Southern courtroom dramas are a staple of cinema, so much so that I promise reading “Southern Attorney Accent” brings up a very specific accent in your mind. The lawyers in these fiction and non-fiction stories are white, overwhelmingly white lawyers finding justice in cases that show their unjust teeth from the beginning. But in The Burial, the Southern courtroom drama is turned, exploring the reality that lies in the ways contracts are written based on who is signing on the dotted line.
Directed by Maggie Betts with a story by Doug Wright and screenplay by Wright and Betts, The Burial is based on The New Yorker article by Jonathan Harr and stars Tommy Lee Jones, Jamie Foxx, Jurnee Smollett, Mamoudou Athie, Pamela Reed, Bill Camp, and Alan Ruck. Inspired by the true events of Harr’s article, the film handles the aftermath of a handshake deal gone wrong and an attempt to get justice.
The Burial gets its name from the case itself, between a small-town funeral homeowner Jeremiah O’Keefe (Tommy Lee Jones), versus the Loewen Group, a Canadian-based deathcare company. In order to win, Jerry enlists charismatic attorney Willie E. Gary (Jamie Foxx) to save his family business. On the other side? Attorney Mame Downes, who represents the company that is pushing to keep Jerry without a house and deep in bankruptcy. With emotions high and his family legacy on the line, Jerry and Willie have to work together and wind up uncovering the deep corruption and racial injustices that have exploited the Black community in Mississippi along with Jerry.
Both Willie and Jerry, Jamie Foxx and Tommy Lee Jones respectively, give fantastic performances. Where Foxx is an eccentric powerhouse who finds his heart, Jones is a desperate man looking to repair his.
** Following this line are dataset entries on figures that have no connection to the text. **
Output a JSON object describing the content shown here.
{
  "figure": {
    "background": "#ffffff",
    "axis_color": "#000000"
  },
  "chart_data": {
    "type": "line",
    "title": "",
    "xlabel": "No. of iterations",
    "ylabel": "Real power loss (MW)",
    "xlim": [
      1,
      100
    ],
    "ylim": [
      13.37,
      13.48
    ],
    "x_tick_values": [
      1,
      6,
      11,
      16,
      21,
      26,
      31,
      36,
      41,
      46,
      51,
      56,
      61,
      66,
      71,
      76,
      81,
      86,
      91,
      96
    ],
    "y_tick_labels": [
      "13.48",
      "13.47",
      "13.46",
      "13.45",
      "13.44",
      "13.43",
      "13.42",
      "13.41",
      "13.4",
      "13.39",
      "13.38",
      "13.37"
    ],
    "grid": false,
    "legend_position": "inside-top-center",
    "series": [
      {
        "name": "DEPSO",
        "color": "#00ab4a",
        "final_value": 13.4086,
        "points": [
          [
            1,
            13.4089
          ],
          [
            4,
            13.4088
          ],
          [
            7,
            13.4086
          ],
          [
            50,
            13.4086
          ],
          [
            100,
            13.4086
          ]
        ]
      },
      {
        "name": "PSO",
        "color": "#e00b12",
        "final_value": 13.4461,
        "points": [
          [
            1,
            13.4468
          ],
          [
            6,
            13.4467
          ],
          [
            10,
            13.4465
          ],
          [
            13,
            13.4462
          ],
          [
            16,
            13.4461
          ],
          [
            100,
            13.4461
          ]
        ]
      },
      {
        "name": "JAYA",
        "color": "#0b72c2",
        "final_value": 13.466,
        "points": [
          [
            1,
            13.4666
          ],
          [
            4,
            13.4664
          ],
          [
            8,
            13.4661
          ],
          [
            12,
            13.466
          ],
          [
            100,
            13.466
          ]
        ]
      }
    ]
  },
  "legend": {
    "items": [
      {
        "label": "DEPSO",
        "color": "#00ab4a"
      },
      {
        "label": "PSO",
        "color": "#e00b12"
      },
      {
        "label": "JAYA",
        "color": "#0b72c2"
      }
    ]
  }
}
Their chemistry is one that feels like old friends as much as skeptical client and attorney, and their relationship is what grounds the film, pulled to each other through histories and communities they didn’t see at first.
For his part, Foxx is brilliant as he lambasts the company on the witness stand. Emotional and brash, but driven by his care for his client, Willie is a layered character whose eccentricity has reasons and softens as the film continues. At the same time, mild-mannered Jerry is a man of principle, wearing his mistakes on his sleeve but a unique kind of sensitive at the same time.
The Burial is not just a courtroom drama but rather a film with which audiences look at Mississippi and the South at large. Where some write off the South, this film sees, captures, and renders it through its characters. Betts’s ability to adapt the real-life court case by capturing the realities bubbling under the surface of a contract dispute, she and Wright are able to show the audience the layers to contracts, the systems they feed on, and ultimately, the judiciary prejudices can thrive.
By adding in that layer, Betts and Wright settle The Burial squarely in the community, system, and state in which it takes place, with all of its beauty and all of its oppressive elements as well—particularly the insidious natures of multilevel marketing schemes on poor communities, but in that look at class in Southern Mississippi, you have to discuss race.
The Burial isn’t revolutionary, but it captures the core of Southern courtroom drama films and engages with race and class directly, making those tropes better for it. By capturing the tethers of empathy from every character to the case and the attorneys involved, the film is able to be more than it is on paper, propelled by Jamie Foxx and Tommy Lee Jones’s exceptional performances.
The Burial isn’t revolutionary, but it captures the elements of Souther courtroom drama films and engages with elements of race and class directly, making those tropes better for it. By capturing the tethers of empathy from every character to the case and the attorneys involved, the film is able to be more than it is on paper, propelled by Jamie Foxx and Tommy Lee Jones’s exceptional performances.